From John Adams to William Cranch, 10 March 1823

Quincy March 10th. 1823

Dear Sir.

I have received your kind letter of the 27th. Feb—with great satisfaction and sincere gratitude, I can reciprocrate your sentiments with great truth, the loss of my sight and a parilitic quiveration of my hands have rendered it impossible for me to write, And the dictation of a letter costs me more pain, than to write four, when I could write, You have rarely been out of my thoughts and I have deeply sympathised with you in all your misfortunes, though these light afflictions are but for a moment. Yet I have found by melancholy experience, that, that moment lasts as long as life.

Although you say you are an old Man yet I find that your imagination is as vigorous and brilliant as any young Man; what judgement posterity will form of my character I know not, and cannot conjecture they will have an Encyclopedia of libels to examine and digest before they can come at the truth. And I fear they will never have the means of reaching it—Our Fathers, Mothers, Brothers & Sisters, where are they, I hope they are in a world of more sincerity than this, where they can read each others hearts, through transparent bosoms, or in plain english, where nothing but truth, honour and candour can be found.

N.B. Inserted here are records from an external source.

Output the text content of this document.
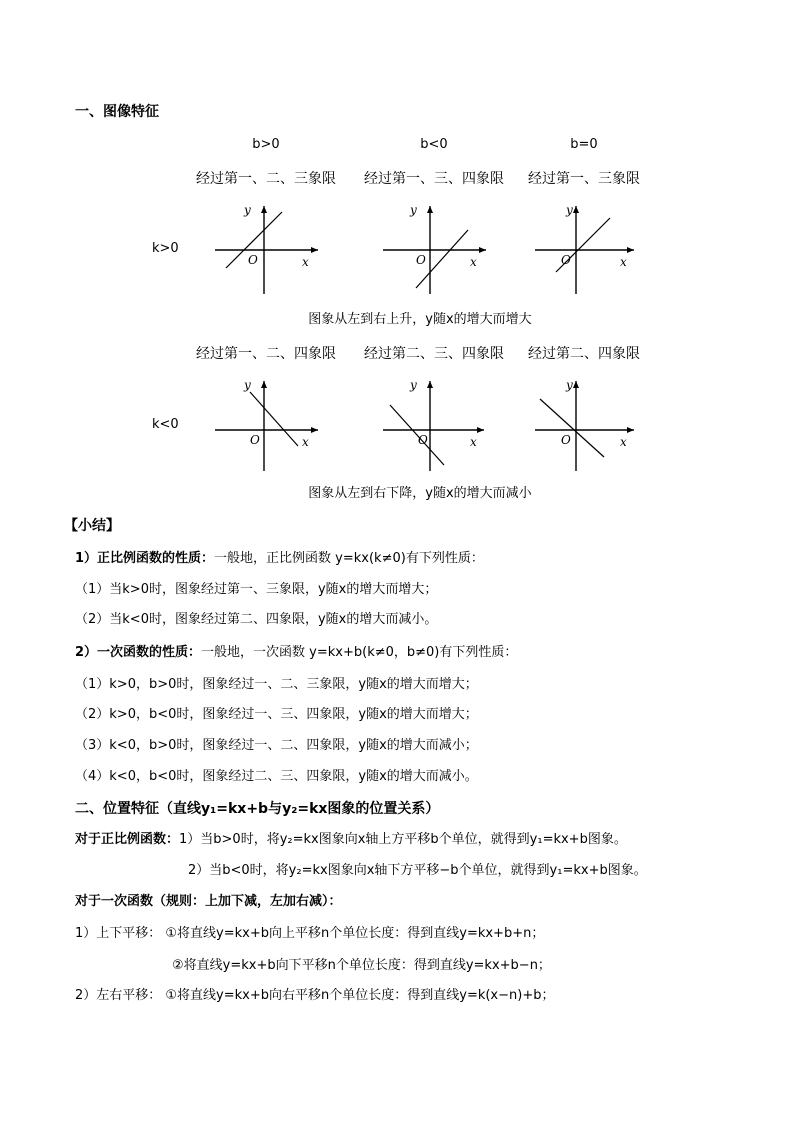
一、图像特征
b>0	b<0	b=0
经过第一、二、三象限 经过第一、三、四象限 经过第一、三象限
k>0
y
O	x
y
O	x
y
O	x
图象从左到右上升，y随x的增大而增大
经过第一、二、四象限 经过第二、三、四象限 经过第二、四象限
k<0
y
O	x
y
O	x
y
O	x
图象从左到右下降，y随x的增大而减小
【小结】
1）正比例函数的性质：一般地，正比例函数 y=kx(k≠0)有下列性质：
（1）当k>0时，图象经过第一、三象限，y随x的增大而增大；
（2）当k<0时，图象经过第二、四象限，y随x的增大而减小。
2）一次函数的性质：一般地，一次函数 y=kx+b(k≠0，b≠0)有下列性质：
（1）k>0，b>0时，图象经过一、二、三象限，y随x的增大而增大；
（2）k>0，b<0时，图象经过一、三、四象限，y随x的增大而增大；
（3）k<0，b>0时，图象经过一、二、四象限，y随x的增大而减小；
（4）k<0，b<0时，图象经过二、三、四象限，y随x的增大而减小。
二、位置特征（直线y₁=kx+b与y₂=kx图象的位置关系）
对于正比例函数：1）当b>0时，将y₂=kx图象向x轴上方平移b个单位，就得到y₁=kx+b图象。
2）当b<0时，将y₂=kx图象向x轴下方平移−b个单位，就得到y₁=kx+b图象。
对于一次函数（规则：上加下减，左加右减）：
1）上下平移： ①将直线y=kx+b向上平移n个单位长度：得到直线y=kx+b+n；
②将直线y=kx+b向下平移n个单位长度：得到直线y=kx+b−n；
2）左右平移： ①将直线y=kx+b向右平移n个单位长度：得到直线y=k(x−n)+b；
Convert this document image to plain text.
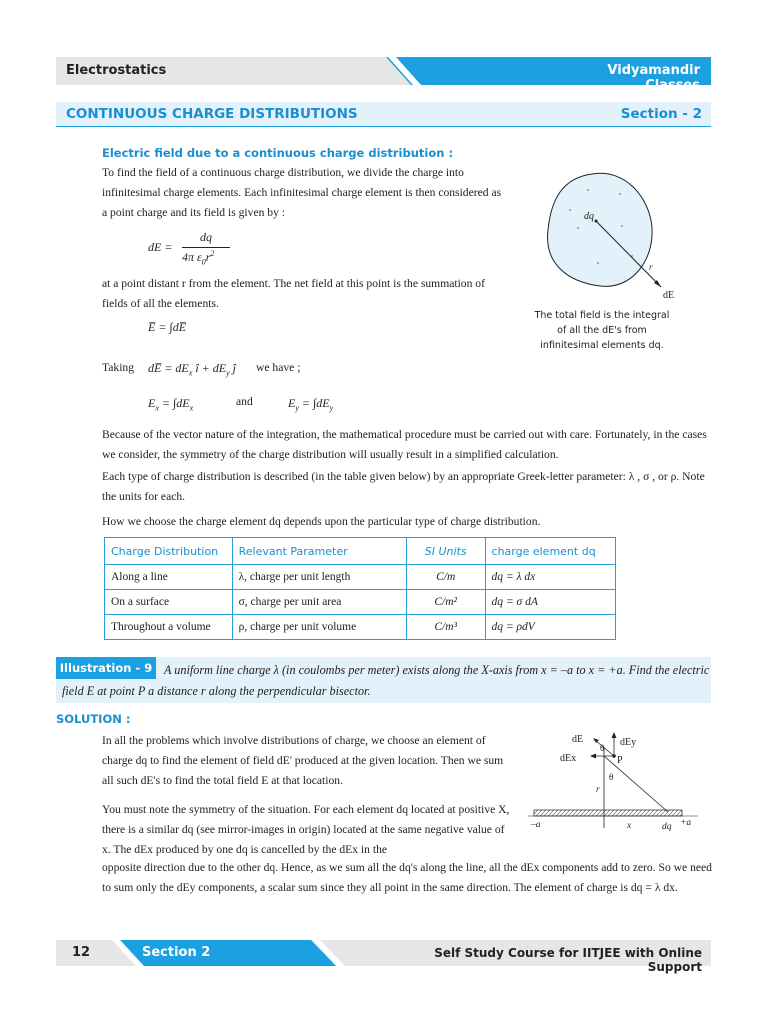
Electrostatics	Vidyamandir Classes
CONTINUOUS CHARGE DISTRIBUTIONS	Section - 2
Electric field due to a continuous charge distribution :
To find the field of a continuous charge distribution, we divide the charge into infinitesimal charge elements. Each infinitesimal charge element is then considered as a point charge and its field is given by :
dE =
dq
4π $\varepsilon_0r^2$
at a point distant r from the element. The net field at this point is the summation of fields of all the elements.
E̅ = ∫dE̅
Taking dE̅ = $dE_x$ î + $dE_y$ ĵ we have ;
$E_x = \int dE_x$	and	$E_y = \int dE_y$
dq
r
dE
The total field is the integral
of all the dE's from
infinitesimal elements dq.
Because of the vector nature of the integration, the mathematical procedure must be carried out with care. Fortunately, in the cases we consider, the symmetry of the charge distribution will usually result in a simplified calculation.
Each type of charge distribution is described (in the table given below) by an appropriate Greek-letter parameter: λ , σ , or ρ. Note the units for each.
How we choose the charge element dq depends upon the particular type of charge distribution.
Charge Distribution	Relevant Parameter	SI Units	charge element dq
Along a line	λ, charge per unit length	C/m	dq = λ dx
On a surface	σ, charge per unit area	C/m²	dq = σ dA
Throughout a volume	ρ, charge per unit volume	C/m³	dq = ρdV
Illustration - 9 A uniform line charge λ (in coulombs per meter) exists along the X-axis from x = –a to x = +a. Find the electric field E at point P a distance r along the perpendicular bisector.
SOLUTION :
In all the problems which involve distributions of charge, we choose an element of charge dq to find the element of field dE' produced at the given location. Then we sum all such dE's to find the total field E at that location.
You must note the symmetry of the situation. For each element dq located at positive X, there is a similar dq (see mirror-images in origin) located at the same negative value of x. The dEx produced by one dq is cancelled by the dEx in the
opposite direction due to the other dq. Hence, as we sum all the dq's along the line, all the dEx components add to zero. So we need to sum only the dEy components, a scalar sum since they all point in the same direction. The element of charge is dq = λ dx.
dE	dEy
θ
dEx	P
θ
r
–a	x	dq +a
12	Section 2	Self Study Course for IITJEE with Online Support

My Son <has li> was born, has lived, and will dye, in a continuel succession of storms, what rational creature would lead such a life has he & I have done when he could stay at home sleep in a whole skin, eat his beaf and Mutton in tranquillity enjoy his family and friends, grow rich and fat, & sleep sound at night, (I answer) every rational creature who possessed a conscience, a sense of duty a love of Country, and benevolence to mankind would prefer a life of toil and danger, to the life of ease safety and Sloth.

With my love to your family & Children / believe me to be affectionately / your Uncle

John Adams

MHi: Adams Family Papers, Letterbooks.